Un sommet de violence
Louis Mathieu Gagné
Le Journal de Montréal
21/07/2006 08h12
La série d'invasions de domicile pourrait avoir atteint un nouveau sommet de violence dans la région métropolitaine. Un artiste peintre a en effet été dévalisé avant d'être abattu dans sa résidence de Laval dans la nuit de mercredi à hier.
Ce meurtre d'apparence gratuit s'est produit vers 3 h 30 au 150 de la rue Vanasse, dans le paisible quartier de Sainte-Dorothée.

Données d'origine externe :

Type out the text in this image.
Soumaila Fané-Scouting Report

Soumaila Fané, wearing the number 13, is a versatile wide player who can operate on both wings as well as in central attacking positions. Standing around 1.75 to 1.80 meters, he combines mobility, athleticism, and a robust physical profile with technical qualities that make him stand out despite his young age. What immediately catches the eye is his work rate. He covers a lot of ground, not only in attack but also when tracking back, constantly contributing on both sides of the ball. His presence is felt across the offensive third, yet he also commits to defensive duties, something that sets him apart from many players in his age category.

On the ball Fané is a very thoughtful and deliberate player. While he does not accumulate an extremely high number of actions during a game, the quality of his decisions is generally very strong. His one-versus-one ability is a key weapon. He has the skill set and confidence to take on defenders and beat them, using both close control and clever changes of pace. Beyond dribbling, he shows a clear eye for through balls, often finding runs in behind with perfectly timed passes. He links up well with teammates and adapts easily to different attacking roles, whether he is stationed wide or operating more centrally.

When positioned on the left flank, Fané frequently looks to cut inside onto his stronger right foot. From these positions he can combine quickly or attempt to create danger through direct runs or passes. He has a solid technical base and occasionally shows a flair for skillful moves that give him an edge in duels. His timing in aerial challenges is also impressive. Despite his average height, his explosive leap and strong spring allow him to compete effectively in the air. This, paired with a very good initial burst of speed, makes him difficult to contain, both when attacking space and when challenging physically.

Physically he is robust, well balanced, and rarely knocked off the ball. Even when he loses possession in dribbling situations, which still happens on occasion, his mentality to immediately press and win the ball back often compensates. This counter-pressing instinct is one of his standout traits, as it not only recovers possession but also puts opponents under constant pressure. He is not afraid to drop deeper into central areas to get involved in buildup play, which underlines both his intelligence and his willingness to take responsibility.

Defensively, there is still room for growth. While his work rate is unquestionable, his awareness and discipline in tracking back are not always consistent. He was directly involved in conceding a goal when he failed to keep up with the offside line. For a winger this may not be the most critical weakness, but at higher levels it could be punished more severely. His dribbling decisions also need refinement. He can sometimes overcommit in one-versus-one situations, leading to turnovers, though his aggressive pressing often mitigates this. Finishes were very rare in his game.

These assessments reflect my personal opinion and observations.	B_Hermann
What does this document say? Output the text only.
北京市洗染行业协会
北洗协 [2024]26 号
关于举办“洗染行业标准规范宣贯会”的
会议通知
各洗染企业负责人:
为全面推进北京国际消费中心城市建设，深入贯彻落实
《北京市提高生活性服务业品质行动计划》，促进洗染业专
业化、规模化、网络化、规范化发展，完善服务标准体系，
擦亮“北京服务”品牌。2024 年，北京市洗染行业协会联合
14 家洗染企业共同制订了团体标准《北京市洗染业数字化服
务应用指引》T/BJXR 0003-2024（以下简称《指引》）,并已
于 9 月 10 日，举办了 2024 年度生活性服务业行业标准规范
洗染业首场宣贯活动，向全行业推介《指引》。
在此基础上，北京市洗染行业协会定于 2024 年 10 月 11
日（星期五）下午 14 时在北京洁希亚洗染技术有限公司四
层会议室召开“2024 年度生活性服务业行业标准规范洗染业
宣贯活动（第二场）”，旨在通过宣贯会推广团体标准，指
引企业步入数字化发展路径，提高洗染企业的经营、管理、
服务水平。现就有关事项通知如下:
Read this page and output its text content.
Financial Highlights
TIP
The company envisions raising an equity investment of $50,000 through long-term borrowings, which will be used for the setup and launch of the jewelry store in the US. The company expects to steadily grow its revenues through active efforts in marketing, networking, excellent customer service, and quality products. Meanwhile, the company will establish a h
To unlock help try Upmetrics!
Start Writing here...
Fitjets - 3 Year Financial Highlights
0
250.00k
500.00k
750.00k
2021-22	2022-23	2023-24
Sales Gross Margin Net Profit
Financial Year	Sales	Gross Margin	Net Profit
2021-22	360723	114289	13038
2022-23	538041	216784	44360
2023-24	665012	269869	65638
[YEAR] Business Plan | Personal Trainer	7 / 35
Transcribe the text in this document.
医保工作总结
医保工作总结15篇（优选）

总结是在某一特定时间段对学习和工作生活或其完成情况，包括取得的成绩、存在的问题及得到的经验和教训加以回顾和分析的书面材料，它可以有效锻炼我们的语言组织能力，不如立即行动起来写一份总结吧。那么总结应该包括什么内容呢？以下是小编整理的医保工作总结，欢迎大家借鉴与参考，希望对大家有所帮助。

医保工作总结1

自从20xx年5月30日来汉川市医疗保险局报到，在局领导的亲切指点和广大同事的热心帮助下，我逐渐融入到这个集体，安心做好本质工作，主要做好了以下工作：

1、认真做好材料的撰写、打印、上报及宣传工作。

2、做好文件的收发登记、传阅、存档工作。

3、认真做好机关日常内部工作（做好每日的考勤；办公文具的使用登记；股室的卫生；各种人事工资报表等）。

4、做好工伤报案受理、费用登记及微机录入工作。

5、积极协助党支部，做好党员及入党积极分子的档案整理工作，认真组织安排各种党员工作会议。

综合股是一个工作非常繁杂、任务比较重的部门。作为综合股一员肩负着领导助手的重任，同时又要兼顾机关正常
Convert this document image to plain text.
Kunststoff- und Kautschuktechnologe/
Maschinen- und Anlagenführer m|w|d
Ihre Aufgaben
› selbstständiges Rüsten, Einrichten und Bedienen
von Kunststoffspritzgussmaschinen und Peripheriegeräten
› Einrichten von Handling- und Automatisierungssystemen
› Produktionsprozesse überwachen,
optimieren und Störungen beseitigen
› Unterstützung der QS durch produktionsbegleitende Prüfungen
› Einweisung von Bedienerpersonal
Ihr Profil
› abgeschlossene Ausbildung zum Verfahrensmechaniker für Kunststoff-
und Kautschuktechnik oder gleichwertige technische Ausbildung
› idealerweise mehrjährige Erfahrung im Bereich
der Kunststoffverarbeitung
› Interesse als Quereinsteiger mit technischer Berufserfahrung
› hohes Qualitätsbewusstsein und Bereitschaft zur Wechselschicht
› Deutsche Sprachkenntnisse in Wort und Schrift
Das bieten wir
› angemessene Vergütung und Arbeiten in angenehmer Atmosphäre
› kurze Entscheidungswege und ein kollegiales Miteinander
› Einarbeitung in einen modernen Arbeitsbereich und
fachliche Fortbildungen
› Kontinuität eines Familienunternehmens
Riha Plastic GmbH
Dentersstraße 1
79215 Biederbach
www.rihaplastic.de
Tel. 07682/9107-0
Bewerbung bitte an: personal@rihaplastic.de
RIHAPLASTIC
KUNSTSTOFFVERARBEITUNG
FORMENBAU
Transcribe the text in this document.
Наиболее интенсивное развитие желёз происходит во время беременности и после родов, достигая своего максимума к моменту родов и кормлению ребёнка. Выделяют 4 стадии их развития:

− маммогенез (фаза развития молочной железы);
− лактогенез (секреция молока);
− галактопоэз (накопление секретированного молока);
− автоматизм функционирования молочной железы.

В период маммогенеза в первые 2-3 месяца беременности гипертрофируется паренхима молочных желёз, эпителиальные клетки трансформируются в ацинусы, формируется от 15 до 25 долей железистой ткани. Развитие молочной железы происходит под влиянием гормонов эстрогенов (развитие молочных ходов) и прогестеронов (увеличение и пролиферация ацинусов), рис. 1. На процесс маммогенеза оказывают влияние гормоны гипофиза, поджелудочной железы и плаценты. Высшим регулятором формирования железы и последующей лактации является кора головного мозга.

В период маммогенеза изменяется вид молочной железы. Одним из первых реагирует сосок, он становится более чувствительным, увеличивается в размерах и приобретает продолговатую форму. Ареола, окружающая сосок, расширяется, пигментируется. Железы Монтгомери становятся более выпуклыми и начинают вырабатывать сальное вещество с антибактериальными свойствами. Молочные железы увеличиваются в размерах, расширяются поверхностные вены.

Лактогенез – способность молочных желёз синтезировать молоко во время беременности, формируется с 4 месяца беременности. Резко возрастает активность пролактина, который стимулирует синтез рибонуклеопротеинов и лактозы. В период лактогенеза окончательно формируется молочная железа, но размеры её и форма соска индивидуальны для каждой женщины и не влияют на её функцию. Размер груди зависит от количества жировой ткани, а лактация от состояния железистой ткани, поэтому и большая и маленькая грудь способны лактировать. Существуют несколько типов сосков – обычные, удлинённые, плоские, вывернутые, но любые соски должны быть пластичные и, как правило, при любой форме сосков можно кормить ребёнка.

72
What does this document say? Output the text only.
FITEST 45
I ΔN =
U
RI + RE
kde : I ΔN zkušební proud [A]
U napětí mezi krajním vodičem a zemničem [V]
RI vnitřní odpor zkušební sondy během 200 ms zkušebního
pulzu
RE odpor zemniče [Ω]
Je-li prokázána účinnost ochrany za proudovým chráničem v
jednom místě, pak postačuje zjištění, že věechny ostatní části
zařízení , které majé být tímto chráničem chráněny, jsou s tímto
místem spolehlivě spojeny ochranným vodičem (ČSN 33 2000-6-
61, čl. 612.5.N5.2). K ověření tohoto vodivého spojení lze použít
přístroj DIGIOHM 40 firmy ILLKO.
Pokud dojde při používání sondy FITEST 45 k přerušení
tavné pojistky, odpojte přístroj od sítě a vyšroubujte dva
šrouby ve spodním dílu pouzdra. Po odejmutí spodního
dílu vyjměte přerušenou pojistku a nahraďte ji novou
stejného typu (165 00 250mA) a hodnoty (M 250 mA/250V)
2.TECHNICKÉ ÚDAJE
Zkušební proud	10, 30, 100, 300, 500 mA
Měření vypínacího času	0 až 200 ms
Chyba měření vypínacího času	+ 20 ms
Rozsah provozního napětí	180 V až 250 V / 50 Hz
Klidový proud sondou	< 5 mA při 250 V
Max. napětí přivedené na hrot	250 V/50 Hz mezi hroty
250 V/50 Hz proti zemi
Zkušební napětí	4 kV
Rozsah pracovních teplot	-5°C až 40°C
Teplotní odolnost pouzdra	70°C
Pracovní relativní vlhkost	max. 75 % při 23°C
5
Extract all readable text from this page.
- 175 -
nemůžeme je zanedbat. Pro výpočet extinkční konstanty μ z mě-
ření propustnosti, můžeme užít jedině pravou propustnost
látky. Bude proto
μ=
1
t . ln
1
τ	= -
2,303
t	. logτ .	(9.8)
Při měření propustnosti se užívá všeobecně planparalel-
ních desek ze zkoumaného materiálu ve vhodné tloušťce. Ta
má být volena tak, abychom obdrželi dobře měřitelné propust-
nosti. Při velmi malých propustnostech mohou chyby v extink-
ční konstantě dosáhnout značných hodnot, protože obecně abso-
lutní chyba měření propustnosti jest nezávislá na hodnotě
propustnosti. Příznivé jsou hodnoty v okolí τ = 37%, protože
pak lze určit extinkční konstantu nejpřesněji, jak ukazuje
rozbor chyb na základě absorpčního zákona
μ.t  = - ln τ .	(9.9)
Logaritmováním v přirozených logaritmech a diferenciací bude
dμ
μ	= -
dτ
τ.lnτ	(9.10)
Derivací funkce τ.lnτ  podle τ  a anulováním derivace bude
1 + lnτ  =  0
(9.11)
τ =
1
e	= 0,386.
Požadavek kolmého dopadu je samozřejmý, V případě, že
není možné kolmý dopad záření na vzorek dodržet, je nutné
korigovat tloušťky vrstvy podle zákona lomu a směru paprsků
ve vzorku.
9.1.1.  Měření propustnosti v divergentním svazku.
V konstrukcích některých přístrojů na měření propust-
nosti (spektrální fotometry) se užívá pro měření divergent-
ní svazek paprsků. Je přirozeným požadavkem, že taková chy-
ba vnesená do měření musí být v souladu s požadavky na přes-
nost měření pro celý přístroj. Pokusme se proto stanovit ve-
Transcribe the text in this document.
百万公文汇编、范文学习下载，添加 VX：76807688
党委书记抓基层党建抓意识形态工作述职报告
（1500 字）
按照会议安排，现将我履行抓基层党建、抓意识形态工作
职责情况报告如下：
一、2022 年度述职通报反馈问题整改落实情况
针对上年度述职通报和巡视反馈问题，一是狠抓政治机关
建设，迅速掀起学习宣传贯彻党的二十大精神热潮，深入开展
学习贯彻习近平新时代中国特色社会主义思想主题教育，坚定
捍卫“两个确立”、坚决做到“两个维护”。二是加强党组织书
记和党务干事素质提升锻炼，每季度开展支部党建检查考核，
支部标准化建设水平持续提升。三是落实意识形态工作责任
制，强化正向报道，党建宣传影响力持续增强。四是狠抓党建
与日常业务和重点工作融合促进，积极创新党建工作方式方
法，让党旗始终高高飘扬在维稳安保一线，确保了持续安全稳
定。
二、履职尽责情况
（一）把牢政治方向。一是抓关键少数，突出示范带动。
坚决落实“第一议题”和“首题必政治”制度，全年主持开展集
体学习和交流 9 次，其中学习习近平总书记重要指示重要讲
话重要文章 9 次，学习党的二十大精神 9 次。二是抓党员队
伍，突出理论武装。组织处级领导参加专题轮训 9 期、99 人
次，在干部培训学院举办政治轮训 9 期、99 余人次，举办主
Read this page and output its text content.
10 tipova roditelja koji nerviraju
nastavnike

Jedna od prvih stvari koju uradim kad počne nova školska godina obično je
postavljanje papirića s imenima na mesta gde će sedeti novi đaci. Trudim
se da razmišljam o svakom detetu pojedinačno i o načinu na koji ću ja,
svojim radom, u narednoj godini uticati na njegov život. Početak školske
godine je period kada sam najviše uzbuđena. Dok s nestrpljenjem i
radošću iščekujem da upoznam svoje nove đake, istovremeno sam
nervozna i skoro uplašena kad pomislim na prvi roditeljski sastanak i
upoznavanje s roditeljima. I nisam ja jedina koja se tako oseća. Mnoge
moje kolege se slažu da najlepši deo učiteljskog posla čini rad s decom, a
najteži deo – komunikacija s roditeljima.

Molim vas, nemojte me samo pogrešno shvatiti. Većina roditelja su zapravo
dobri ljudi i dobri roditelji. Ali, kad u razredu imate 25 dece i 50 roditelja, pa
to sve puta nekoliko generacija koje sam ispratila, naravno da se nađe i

Selon les policiers, un homme est entré par effraction avant d'être surpris par les trois occupants de la demeure. «Il y a eu altercation, puis plusieurs coups de feu ont été tirés», explique l'agent Daniel Guérin.
Ligoté et violenté
Jacques Sénécal, un artiste peintre de 62 ans bien connu dans sa région, a été tué par au moins deux projectiles d'arme à feu.
L'intrus, qui s'exprimait en anglais, a ensuite fui les lieux avec son butin. Malgré le choc de l'agression, la conjointe de la victime est allée chercher de l'aide chez sa voisine.
«Elle criait et pleurait. Elle m'a dit que quelqu'un avait tiré sur son mari», a raconté hier au Journal Théodora Tsatsaronis, la voisine qui l'a accueillie dans les minutes suivant le drame.
Selon ce que Mme Nadeau lui a raconté, l'intrus aurait ligoté son fils avant de faire irruption dans sa chambre à coucher. «Il a demandé de l'argent. Après l'avoir eu, il a arraché les bijoux du cou de la dame. C'est à ce moment-là que son mari l'a frappé», dit la dame.
Toujours selon elle, l'intrus aurait tiré sur M. Sénécal. Ce dernier aurait à nouveau tenté de frapper l'agresseur avant de recevoir une autre balle.
Autres invasions
Selon les policiers, le suspect a pris la fuite au volant d'un véhicule. «Des voisins ont entendu un crissement de pneus», dit l'agent Guérin, sans vouloir confirmer l'information selon laquelle un voisin aurait vu le véhicule quitter les lieux.
Jacques Sénécal est décédé quelques heures plus tard à l'hôpital. Sa conjointe et son fils, bien que fortement ébranlés, n'ont pas été blessés.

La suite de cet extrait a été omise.